Jupiter2 From Australia, joined Jan 2001, 929 posts, RR: 1
Reply 4, posted (13 years 8 months 4 weeks 7 hours ago) and read 1339 times:
I am firmly in the belief that they would not have ordered them, forget about the 330's they were thrown in to clinch the deal, no disrespect to the 330's.
SQ are QF's main competition on the routes to Europe and the UK, if SQ had decided to run a 777 for example with 180 business class seats, QF would have matched them, they would have had to just keep the premium passengers. There is no point flying 12000 miles with only discount seats sold to fill your 400 seat aircraft, you will loose money, that is why KL,LH,AF,IW,AZ even SU have all stopped flying to Australia, they were selling mainly cheap seats with little premium traffic, which was on BA/QF or one of the Asian carriers in particular SQ or TG.
QF and SQ and to a lesser extent EK will have everything in the first and business class cabins they possibly can to at least match each other if not out do the other in their 380's. They will have to, to get the premium traffic, otherwise they are going to be selling 500 cheap seats a flight !!! and thats not going to make you any money.

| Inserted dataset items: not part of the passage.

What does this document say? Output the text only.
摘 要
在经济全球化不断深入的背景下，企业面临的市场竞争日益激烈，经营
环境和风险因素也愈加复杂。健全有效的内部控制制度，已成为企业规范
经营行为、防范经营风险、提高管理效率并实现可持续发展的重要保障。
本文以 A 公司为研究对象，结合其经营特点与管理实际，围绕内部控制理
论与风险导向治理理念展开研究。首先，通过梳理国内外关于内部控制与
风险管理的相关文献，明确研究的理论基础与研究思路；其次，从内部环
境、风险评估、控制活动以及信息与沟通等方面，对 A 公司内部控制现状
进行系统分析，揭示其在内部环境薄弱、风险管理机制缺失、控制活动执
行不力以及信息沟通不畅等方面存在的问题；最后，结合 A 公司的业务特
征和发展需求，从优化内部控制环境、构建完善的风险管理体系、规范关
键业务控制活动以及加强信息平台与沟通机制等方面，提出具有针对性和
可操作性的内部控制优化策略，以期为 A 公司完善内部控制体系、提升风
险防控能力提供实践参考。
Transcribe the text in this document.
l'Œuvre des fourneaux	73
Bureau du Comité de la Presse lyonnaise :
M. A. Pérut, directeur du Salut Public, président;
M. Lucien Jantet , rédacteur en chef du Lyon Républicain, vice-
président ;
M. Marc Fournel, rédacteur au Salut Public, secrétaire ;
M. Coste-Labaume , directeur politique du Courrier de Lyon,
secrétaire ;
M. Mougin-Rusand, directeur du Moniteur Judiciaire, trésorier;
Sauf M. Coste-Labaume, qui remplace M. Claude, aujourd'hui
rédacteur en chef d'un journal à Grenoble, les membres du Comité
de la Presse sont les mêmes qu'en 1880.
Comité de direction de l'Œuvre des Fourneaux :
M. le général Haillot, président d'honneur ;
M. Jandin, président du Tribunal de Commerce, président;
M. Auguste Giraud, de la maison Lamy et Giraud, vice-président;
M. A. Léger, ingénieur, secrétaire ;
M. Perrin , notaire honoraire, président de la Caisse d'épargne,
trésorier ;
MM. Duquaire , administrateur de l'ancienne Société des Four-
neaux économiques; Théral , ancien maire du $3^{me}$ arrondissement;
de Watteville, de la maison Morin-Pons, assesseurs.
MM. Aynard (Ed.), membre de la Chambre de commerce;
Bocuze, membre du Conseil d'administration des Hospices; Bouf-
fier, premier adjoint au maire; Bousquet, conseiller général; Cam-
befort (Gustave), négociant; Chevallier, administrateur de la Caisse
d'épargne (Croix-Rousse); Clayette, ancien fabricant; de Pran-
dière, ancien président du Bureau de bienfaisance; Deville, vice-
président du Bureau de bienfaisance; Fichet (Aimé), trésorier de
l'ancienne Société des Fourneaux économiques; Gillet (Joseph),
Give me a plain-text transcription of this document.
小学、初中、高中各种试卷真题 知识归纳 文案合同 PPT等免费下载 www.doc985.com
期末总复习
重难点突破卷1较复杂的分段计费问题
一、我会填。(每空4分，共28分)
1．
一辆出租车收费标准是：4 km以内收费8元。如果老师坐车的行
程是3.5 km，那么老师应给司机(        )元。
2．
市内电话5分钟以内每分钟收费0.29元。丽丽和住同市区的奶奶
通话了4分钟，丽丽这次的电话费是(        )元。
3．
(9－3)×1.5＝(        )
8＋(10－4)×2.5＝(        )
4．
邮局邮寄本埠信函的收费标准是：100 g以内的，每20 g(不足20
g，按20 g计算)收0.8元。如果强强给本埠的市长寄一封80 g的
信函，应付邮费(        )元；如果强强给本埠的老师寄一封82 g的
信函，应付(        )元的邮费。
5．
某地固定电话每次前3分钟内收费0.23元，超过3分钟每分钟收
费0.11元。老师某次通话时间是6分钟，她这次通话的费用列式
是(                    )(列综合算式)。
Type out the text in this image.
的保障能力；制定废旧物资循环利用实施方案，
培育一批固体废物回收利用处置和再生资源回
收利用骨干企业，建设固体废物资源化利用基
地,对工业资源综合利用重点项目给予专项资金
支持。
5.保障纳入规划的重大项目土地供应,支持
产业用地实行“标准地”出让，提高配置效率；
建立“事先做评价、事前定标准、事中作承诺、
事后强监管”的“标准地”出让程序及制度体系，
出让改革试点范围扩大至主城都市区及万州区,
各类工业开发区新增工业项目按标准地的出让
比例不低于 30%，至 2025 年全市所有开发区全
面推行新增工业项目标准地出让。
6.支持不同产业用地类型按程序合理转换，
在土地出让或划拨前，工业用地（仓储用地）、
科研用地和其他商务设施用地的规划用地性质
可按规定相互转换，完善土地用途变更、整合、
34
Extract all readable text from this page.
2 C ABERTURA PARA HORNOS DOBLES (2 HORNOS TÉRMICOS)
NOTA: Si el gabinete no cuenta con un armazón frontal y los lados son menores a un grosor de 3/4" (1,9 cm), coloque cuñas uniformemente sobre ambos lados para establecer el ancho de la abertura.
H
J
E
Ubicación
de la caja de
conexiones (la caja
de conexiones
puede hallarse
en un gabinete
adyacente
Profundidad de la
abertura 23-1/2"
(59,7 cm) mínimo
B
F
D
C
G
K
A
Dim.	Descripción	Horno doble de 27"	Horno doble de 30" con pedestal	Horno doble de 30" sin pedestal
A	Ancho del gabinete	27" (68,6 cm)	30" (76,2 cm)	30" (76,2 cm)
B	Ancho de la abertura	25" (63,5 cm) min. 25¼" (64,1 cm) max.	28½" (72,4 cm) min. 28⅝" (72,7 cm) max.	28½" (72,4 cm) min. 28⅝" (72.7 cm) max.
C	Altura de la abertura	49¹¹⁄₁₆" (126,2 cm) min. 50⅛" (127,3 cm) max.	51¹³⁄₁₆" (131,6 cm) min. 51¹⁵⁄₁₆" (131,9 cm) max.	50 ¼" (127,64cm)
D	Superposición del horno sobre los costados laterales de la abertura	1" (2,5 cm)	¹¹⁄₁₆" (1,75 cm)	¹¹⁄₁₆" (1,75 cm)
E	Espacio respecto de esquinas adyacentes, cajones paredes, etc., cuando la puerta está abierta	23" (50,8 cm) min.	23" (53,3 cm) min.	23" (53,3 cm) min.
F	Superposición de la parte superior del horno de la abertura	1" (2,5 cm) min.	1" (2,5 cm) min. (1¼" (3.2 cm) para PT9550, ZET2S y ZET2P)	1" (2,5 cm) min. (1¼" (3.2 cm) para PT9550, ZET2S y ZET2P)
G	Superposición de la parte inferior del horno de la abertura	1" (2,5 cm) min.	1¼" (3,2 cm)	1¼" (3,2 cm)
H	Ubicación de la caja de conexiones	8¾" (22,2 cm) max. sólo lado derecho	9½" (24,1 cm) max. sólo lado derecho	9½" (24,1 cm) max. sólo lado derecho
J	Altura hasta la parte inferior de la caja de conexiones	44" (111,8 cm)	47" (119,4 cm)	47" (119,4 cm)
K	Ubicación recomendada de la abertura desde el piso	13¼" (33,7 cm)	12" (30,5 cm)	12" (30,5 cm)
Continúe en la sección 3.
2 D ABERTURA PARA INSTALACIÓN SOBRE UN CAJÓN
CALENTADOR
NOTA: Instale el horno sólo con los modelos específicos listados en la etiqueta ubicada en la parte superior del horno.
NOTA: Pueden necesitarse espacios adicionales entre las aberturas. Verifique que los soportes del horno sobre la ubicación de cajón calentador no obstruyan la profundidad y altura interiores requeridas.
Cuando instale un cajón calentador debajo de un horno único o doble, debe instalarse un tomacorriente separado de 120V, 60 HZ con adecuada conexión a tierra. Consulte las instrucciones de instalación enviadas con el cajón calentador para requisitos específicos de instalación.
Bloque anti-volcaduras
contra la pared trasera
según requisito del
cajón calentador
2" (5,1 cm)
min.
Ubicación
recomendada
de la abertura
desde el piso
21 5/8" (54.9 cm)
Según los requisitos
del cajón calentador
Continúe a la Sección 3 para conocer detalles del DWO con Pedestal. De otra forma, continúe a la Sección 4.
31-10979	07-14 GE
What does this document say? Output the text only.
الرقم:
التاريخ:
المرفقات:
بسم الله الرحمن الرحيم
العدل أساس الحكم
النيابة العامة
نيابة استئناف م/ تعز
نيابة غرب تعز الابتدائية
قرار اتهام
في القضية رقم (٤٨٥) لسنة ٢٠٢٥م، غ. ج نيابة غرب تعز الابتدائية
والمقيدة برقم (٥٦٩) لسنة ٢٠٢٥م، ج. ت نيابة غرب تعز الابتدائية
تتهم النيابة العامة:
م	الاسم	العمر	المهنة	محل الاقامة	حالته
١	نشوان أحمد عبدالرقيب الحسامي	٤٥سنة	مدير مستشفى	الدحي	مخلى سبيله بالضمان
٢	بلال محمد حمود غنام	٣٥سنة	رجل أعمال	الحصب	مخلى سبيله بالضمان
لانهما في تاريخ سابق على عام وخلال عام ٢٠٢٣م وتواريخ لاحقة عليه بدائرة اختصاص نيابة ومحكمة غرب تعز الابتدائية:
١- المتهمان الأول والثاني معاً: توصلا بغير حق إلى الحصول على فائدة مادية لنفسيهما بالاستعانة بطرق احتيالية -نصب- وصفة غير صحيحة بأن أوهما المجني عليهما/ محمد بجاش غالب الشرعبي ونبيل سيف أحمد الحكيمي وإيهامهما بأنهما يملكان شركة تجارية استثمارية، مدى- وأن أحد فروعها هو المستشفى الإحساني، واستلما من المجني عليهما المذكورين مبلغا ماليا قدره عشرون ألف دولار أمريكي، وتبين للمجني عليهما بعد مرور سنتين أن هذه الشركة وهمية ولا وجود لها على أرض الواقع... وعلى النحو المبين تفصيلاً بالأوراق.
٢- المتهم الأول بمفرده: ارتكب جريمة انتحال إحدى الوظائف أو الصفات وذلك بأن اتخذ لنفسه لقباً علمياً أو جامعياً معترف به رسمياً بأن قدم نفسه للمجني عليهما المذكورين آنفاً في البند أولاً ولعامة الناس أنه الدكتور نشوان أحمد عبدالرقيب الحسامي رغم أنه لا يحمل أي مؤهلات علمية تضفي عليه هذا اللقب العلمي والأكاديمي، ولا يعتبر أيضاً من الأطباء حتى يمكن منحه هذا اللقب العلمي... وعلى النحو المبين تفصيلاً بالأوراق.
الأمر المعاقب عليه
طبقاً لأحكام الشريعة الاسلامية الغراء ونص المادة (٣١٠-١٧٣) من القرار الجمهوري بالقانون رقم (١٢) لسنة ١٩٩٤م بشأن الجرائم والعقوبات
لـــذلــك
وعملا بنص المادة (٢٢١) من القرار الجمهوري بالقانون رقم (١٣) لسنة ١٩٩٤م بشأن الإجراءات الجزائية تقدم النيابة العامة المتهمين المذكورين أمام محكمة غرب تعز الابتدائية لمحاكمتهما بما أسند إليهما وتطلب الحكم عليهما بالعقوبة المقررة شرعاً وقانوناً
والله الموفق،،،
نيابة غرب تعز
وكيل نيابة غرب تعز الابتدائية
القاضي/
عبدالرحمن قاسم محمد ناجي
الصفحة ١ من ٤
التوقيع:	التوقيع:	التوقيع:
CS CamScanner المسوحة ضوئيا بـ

Rest assured if QF were to order the proposed sonic cruiser, SQ will order it simply to match QF, lets face it there is nothing wrong with following your neighbour especially if they are two of the better airlines around and fierce competitors to boot !!!
BTW this can also be said about the 743, QF ordered them simply to match what SQ was flying, lets face it while the 743 had a slightly higher capacity it did not do a lot more than the 742's they were both flying.
ERJ135 From Australia, joined Nov 2000, 691 posts, RR: 1
Reply 6, posted (13 years 8 months 4 weeks 5 hours ago) and read 1314 times:
Never Ever let the facts get in the way of a good story eh!
Qantas wanted aircraft for domestic and regional services that were larger capacity than the 767-300, and ultimatly replace the 767-200.
Three aircraft were in contention in a variety of configurations. These were the 767-400, the 777-200 and the A330. Ultimatley the A330 got the order and not because it was heavily discounted, at least not originally. Then there were the 747 classics to replace including the remaining 742's and the 743's and the two SP's. And then a larger aircraft as well to cope with growth. The 744ER was chosen with an order for six. And the A380 was given a LOI on the proviso that the project was launched. At that time Airbus still needed 12 to get their target of 50 orders to launch. Then Airbus offered the carrot to QF by saying if they ordered 12 A380's Airbus would garantee the project would go ahead and would discount the already ordered A330's. Qantas was in fact interested in the 747 stretch models but Boeing was no where near a firm launch and ultimatly Boeing shelved it so QF would have gone with the A380 sooner or later any way.
Singapore_Air From United Kingdom, joined Nov 2000, 13747 posts, RR: 19
Reply 7, posted (13 years 8 months 4 weeks 2 hours ago) and read 1292 times:
If Singapore Airlines ordered the Sonic Cruiser, then I think that QF would just to follow them and fly what was "in" at the time.
If you say SQ A380 and QF 744. Everyone would choose the A380 (I'm not starting a war so just take it with a pinch of salt and be quiet). However, QF knew it would lose pax, so it had to buy the A380. Then there's BA. Hmm. I think they'll lose out to SQF (Get it!? SQ QF)
IMissPiedmont From United States of America, joined May 2001, 6372 posts, RR: 32
Reply 10, posted (13 years 8 months 3 weeks 6 days 13 hours ago) and read 1255 times:
90% discount? Do you mean a 200 Million $ (US) aircraft for 20 Million (US)?. Or, do you mean a 10% dicount? (200M to 180M) If AI is giving the airplanes away they must really deperate. Not likely. If it's the engines, that I can understand. As long as there is a power-by-the hour contract.
As for QF ordering the A380 if SQ hadn't? Yes. They have routes that are very high capacity that don't have slots available to handle projected growth over the next 10 years.